Sacramento Bee: Never before seen Diebenkorn works at the Crocker

October 26, 2017
By Julia Couzens

Richard Diebenkorn, Untitled (Horse and Rider), 1954, oil on canvas, 21 x 24 in. (53.3 x 61 cm) © Richard Diebenkorn Foundation

Blockbuster museum shows attract cheek-by-jowl crowds of viewers who leave breathless with shopping bags full of mugs, playing cards, notepads and pencils imprinted with the exhibition’s greatest hits. But it is the small show of deep scholarship that can add a meaningful new paragraph to art history and that will have lasting impact.

“Richard Diebenkorn: Beginnings, 1942-1955” is just such a show. Organized by the Richard Diebenkorn Foundation in collaboration with Crocker Art Museum Associate Director and Chief Curator Scott Shields, this important survey presents 100 drawings and paintings made in the artist’s 13 formative years.
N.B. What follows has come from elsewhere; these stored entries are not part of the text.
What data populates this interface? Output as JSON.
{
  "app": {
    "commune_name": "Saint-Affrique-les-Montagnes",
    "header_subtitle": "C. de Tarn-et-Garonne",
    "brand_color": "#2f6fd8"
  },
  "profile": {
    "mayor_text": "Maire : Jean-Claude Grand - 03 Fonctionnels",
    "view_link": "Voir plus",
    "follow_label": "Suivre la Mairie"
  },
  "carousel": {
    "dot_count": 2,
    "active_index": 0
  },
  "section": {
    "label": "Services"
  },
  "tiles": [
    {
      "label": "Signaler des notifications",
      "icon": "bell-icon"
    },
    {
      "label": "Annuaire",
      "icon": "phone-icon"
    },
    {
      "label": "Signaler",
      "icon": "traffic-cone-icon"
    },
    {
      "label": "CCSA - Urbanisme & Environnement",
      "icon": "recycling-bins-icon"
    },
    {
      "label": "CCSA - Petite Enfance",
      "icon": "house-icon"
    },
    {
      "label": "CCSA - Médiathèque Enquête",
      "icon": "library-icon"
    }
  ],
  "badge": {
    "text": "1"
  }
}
This groundbreaking exhibition methodically delineates Diebenkorn’s searching formal progression from representational landscape to semi-abstraction (influenced by such artists as Joan Miro and Arshile Gorky) to the abstract expressionism for which Diebenkorn was first recognized. The show makes the definitive case for Shields’ argument that Diebenkorn did not spring whole from abstract expressionism, as is commonly thought. Rather, the painter open-handedly and open-mindedly explored many methods, styles and a rich conceptual diversity before achieving early status as one of California’s premier abstract expressionists.